Lo más útil que tiene la cita anual con el 28 de diciembre es que los usuarios de los medios de comunicación acogemos todo lo que nos llega por tierra, mar y aire —quiero decir: por prensa, radio y televisión— con una decidida incredulidad.

«¿Que el Banco de España ha intervenido Banesto? ¡Venga ya! ¿Te crees que no sé que hoy es el Día de los Inocentes?».

Sucedió aquel día que la inocentada era verdad.

—Venga, no me vaciles —me respondió mi buen amigo Gervasio Guzmán cuando le di la noticia.

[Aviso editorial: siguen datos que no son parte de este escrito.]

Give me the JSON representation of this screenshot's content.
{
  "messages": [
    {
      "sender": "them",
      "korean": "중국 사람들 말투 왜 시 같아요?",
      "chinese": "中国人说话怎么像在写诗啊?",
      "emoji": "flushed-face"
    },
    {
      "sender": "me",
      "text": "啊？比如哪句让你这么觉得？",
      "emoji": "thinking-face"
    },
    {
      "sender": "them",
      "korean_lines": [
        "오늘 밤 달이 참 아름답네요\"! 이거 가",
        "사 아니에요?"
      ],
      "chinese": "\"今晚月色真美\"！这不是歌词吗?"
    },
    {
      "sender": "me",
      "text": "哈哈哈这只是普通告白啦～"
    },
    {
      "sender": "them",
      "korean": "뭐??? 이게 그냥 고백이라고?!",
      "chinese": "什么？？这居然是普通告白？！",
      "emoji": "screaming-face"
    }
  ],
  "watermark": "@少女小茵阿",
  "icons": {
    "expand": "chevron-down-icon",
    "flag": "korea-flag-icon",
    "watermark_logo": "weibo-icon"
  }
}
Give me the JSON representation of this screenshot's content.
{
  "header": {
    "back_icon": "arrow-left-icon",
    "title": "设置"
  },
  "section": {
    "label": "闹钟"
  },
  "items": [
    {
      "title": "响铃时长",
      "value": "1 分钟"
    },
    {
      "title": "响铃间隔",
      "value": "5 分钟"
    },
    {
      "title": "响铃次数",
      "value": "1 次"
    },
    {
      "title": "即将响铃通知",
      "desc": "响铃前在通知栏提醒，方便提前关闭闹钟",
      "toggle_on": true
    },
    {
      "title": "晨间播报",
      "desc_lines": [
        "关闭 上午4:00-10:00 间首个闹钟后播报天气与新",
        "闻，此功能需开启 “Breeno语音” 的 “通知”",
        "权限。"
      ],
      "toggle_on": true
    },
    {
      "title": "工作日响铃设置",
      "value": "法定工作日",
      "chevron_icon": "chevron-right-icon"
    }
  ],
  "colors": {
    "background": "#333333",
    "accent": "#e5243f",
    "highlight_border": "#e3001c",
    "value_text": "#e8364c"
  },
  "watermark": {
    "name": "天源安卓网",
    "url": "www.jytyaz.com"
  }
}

—Es verdad. Han acusado a Mario Conde de un montón de irregularidades.

—¡Qué bobada! ¿Te crees que hay algún gran banco que no tontee a diario con la legalidad? —me objetó.

—Ya. Pero sus presidentes no pretenden ser jefes de Gobierno. Ésa es la diferencia. A los otros prebostes de la banca no les dicen nada porque van a lo suyo. Se limitan a sacarnos los cuartos a los pobres idiotas, sin meterse en los chanchullos de los partidos. Los políticos españoles no son como los italianos. Allí permiten que se haga con el Gobierno cualquier correveidile de la banca o de los medios de comunicación. Aquí hay mucha prevención contra ese tipo de intrusismo.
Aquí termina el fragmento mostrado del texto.